Do certain adversaries or adversarial communities use social media? Yes

As such, can social media serve as an early warning system, if not an actual sensor? Yes

Are certain adversaries, at times, so unaware of OpSec on social media that you can actually locate them or correlate against other geo data? Yes

Some excellent R code to assess Twitter data with includes Jeff Gentry's twitteR and rtweet to interface with the Twitter API.

twitteR: provides access to the Twitter API. Most functionality of the API is supported, with a bias towards API calls that are more useful in data analysis as opposed to daily interaction.
Rtweet: R client for interacting with Twitter’s REST and stream API’s.

The code and concepts here are drawn directly from Michael Levy, PhD UC Davis: Playing With Twitter.

Here's the scenario: DDoS attacks from hacktivist or chaos groups.

Attacker groups often use associated hashtags and handles and the minions that want to be "part of" often retweet and use the hashtag(s). Individual attackers either freely give themselves away, or often become easily identifiable or associated, via Twitter. As such, here's a walk-through of analysis techniques that may help identify or better understand the motives of certain adversaries and adversary groups. I don't use actual adversary handles here, for obvious reasons. I instead used a DDoS news cycle and journalist/bloggers handles as exemplars. For this example I followed the trail of the WireX botnet, comprised mainly of Android mobile devices utilized to launch a high-impact DDoS extortion campaign against multiple organizations in the travel and hospitality sector in August 2017. I started with three related hashtags:

#DDOS
#Android
#WireX

We start with all related Tweets by day and time of day. The code is succinct and efficient, as noted in Figure 5.

Figure 5

The result is a pair of graphs color coded by tweets and retweets per Figure 6.

Figure 6

This gives you an immediate feels for spikes in interest by day as well as time of day, particularly with attention to retweets.

Want to see what platforms potential adversaries might be tweeting from?
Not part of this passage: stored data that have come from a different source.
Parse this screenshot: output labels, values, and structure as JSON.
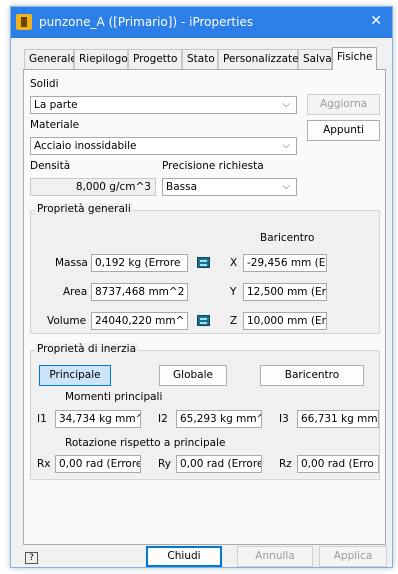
{
  "window": {
    "title": "punzone_A ([Primario]) - iProperties"
  },
  "tabs": [
    {
      "label": "Generale"
    },
    {
      "label": "Riepilogo"
    },
    {
      "label": "Progetto"
    },
    {
      "label": "Stato"
    },
    {
      "label": "Personalizzate"
    },
    {
      "label": "Salva"
    },
    {
      "label": "Fisiche"
    }
  ],
  "physical": {
    "solids_label": "Solidi",
    "solids_value": "La parte",
    "update_button": "Aggiorna",
    "material_label": "Materiale",
    "material_value": "Acciaio inossidabile",
    "clipboard_button": "Appunti",
    "density_label": "Densità",
    "density_value": "8,000 g/cm^3",
    "precision_label": "Precisione richiesta",
    "precision_value": "Bassa",
    "general": {
      "title": "Proprietà generali",
      "centroid_header": "Baricentro",
      "mass_label": "Massa",
      "mass_value": "0,192 kg (Errore",
      "area_label": "Area",
      "area_value": "8737,468 mm^2",
      "volume_label": "Volume",
      "volume_value": "24040,220 mm^",
      "x_label": "X",
      "x_value": "-29,456 mm (Err",
      "y_label": "Y",
      "y_value": "12,500 mm (Errc",
      "z_label": "Z",
      "z_value": "10,000 mm (Errc"
    },
    "inertia": {
      "title": "Proprietà di inerzia",
      "principal_button": "Principale",
      "global_button": "Globale",
      "centroid_button": "Baricentro",
      "principal_moments_label": "Momenti principali",
      "i1_label": "I1",
      "i1_value": "34,734 kg mm^",
      "i2_label": "I2",
      "i2_value": "65,293 kg mm^",
      "i3_label": "I3",
      "i3_value": "66,731 kg mm",
      "rotation_label": "Rotazione rispetto a principale",
      "rx_label": "Rx",
      "rx_value": "0,00 rad (Errore",
      "ry_label": "Ry",
      "ry_value": "0,00 rad (Errore",
      "rz_label": "Rz",
      "rz_value": "0,00 rad (Erro"
    }
  },
  "footer": {
    "help_glyph": "?",
    "close_button": "Chiudi",
    "cancel_button": "Annulla",
    "apply_button": "Applica"
  },
  "colors": {
    "titlebar": "#2b7fe6",
    "accent": "#0078d7",
    "app_icon": "#f2b21b"
  },
  "icons": [
    "app-icon",
    "close-icon",
    "calculator-icon",
    "help-icon",
    "chevron-down-icon"
  ]
}
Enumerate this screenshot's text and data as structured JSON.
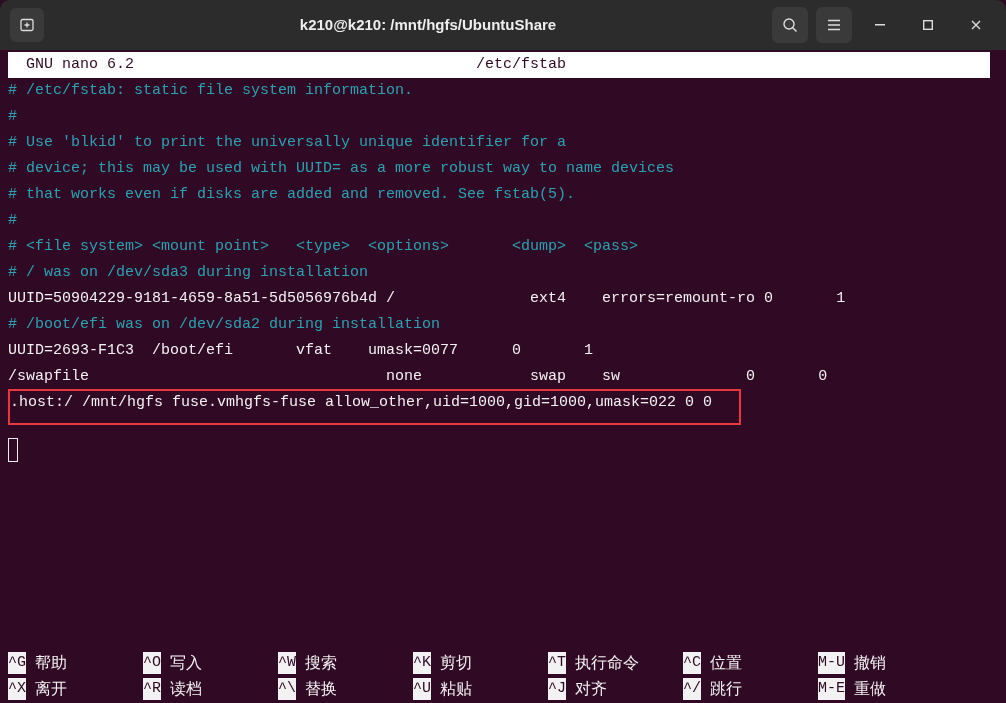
{
  "window": {
    "title": "k210@k210: /mnt/hgfs/UbuntuShare"
  },
  "nano_header": {
    "version": "GNU nano 6.2",
    "file": "/etc/fstab"
  },
  "lines": [
    {
      "kind": "comment",
      "text": "# /etc/fstab: static file system information."
    },
    {
      "kind": "comment",
      "text": "#"
    },
    {
      "kind": "comment",
      "text": "# Use 'blkid' to print the universally unique identifier for a"
    },
    {
      "kind": "comment",
      "text": "# device; this may be used with UUID= as a more robust way to name devices"
    },
    {
      "kind": "comment",
      "text": "# that works even if disks are added and removed. See fstab(5)."
    },
    {
      "kind": "comment",
      "text": "#"
    },
    {
      "kind": "comment",
      "text": "# <file system> <mount point>   <type>  <options>       <dump>  <pass>"
    },
    {
      "kind": "comment",
      "text": "# / was on /dev/sda3 during installation"
    },
    {
      "kind": "text",
      "text": "UUID=50904229-9181-4659-8a51-5d5056976b4d /               ext4    errors=remount-ro 0       1"
    },
    {
      "kind": "comment",
      "text": "# /boot/efi was on /dev/sda2 during installation"
    },
    {
      "kind": "text",
      "text": "UUID=2693-F1C3  /boot/efi       vfat    umask=0077      0       1"
    },
    {
      "kind": "text",
      "text": "/swapfile                                 none            swap    sw              0       0"
    },
    {
      "kind": "text",
      "text": ".host:/ /mnt/hgfs fuse.vmhgfs-fuse allow_other,uid=1000,gid=1000,umask=022 0 0",
      "boxed": true
    },
    {
      "kind": "cursor"
    }
  ],
  "shortcuts": [
    [
      {
        "key": "^G",
        "label": "帮助"
      },
      {
        "key": "^O",
        "label": "写入"
      },
      {
        "key": "^W",
        "label": "搜索"
      },
      {
        "key": "^K",
        "label": "剪切"
      },
      {
        "key": "^T",
        "label": "执行命令"
      },
      {
        "key": "^C",
        "label": "位置"
      },
      {
        "key": "M-U",
        "label": "撤销"
      }
    ],
    [
      {
        "key": "^X",
        "label": "离开"
      },
      {
        "key": "^R",
        "label": "读档"
      },
      {
        "key": "^\\",
        "label": "替换"
      },
      {
        "key": "^U",
        "label": "粘贴"
      },
      {
        "key": "^J",
        "label": "对齐"
      },
      {
        "key": "^/",
        "label": "跳行"
      },
      {
        "key": "M-E",
        "label": "重做"
      }
    ]
  ]
}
No problem, code in Figure 7.

Figure 7

The result in the scenario ironically indicates that the majority of related tweets using our hashtags of interest are coming from Androids per Figure 8. :-)

Figure 8

Now to the analysis of emotional valence, or the "the intrinsic attractiveness (positive valence) or averseness (negative valence) of an event, object, or situation."
orig$text[which.max(orig$emotionalValence)] tells us that the most positive tweet is "A bunch of Internet tech companies had to work together to clean up #WireX #Android #DDoS #botnet."
orig$text[which.min(orig$emotionalValence)] tells us that "Dangerous #WireX #Android #DDoS #Botnet Killed by #SecurityGiants" is the most negative tweet.
Interesting right? Almost exactly the same message, but very different valence.
How do we measure emotional valence changes over the day? Four lines later...
filter(orig, mday(created) == 29) %>%
ggplot(aes(created, emotionalValence)) +
geom_point() +
geom_smooth(span = .5)

...and we have Figure 9, which tell us that most tweets about WireX were emotionally neutral on 29 AUG 2017, around 0800 we saw one positive tweet, a more negative tweets overall in the morning.

Figure 9

Another line of questioning to consider: which tweets are more often retweeted, positive or negative? As you can imagine with information security focused topics, negativity wins the day.
Three lines of R...
ggplot(orig, aes(x = emotionalValence, y = retweetCount)) +
geom_point(position = 'jitter') +
geom_smooth()
...and we learn just how popular negative tweets are in Figure 10.

Figure 10

There are cluster of emotionally neutral retweets, two positive retweets, and a load of negative retweets. This type of analysis can quickly lead to a good feel for the overall sentiment of an attacker collective, particularly one with less opsec and more desire for attention via social media.
In Part 2 of DFIR Redefined: Deeper Functionality for Investigators with R we'll explore this scenario further via sentiment analysis and Twitter data, as well as Fast Frugal Trees (decision trees) for prioritizing criticality.
Let me know if you have any questions on the first part of this series via @holisticinfosec or russ at holisticinfosec dot org.
Cheers...until next time.

Sunday, May 21, 2017

Toolsmith #125: ZAPR - OWASP ZAP API R Interface

It is my sincere hope that when I say OWASP Zed Attack Proxy (ZAP), you say "Hell, yeah!" rather than "What's that?". This publication has been a longtime supporter, and so many brilliant contibutors and practitioners have lent to OWASP ZAPs growth, in addition to @psiinon's extraordinary project leadership. OWASP ZAP has been 1st or 2nd in the last four years of @ToolsWatch best tool survey's for a damned good reason. OWASP ZAP usage has been well documented and presented over the years, and the wiki gives you tons to consider as you explore OWASP ZAP user scenarios.
One of the more recent scenarios I've sought to explore recently is use of the OWASP ZAP API. The OWASP ZAP API is also well documented, more than enough detail to get you started, but consider a few use case scenarios.
First, there is a functional, clean OWASP ZAP API UI, that gives you a viewer's perspective as you contemplate programmatic opportunities. OWASP ZAP API interaction is URL based, and you can invoke both access views and invoke actions. Explore any component and you'll immediately find related views or actions. Drilling into to core via http://localhost:8067/UI/core/ (I run OWASP ZAP on 8067, your install will likely be different), gives me a ton to choose from.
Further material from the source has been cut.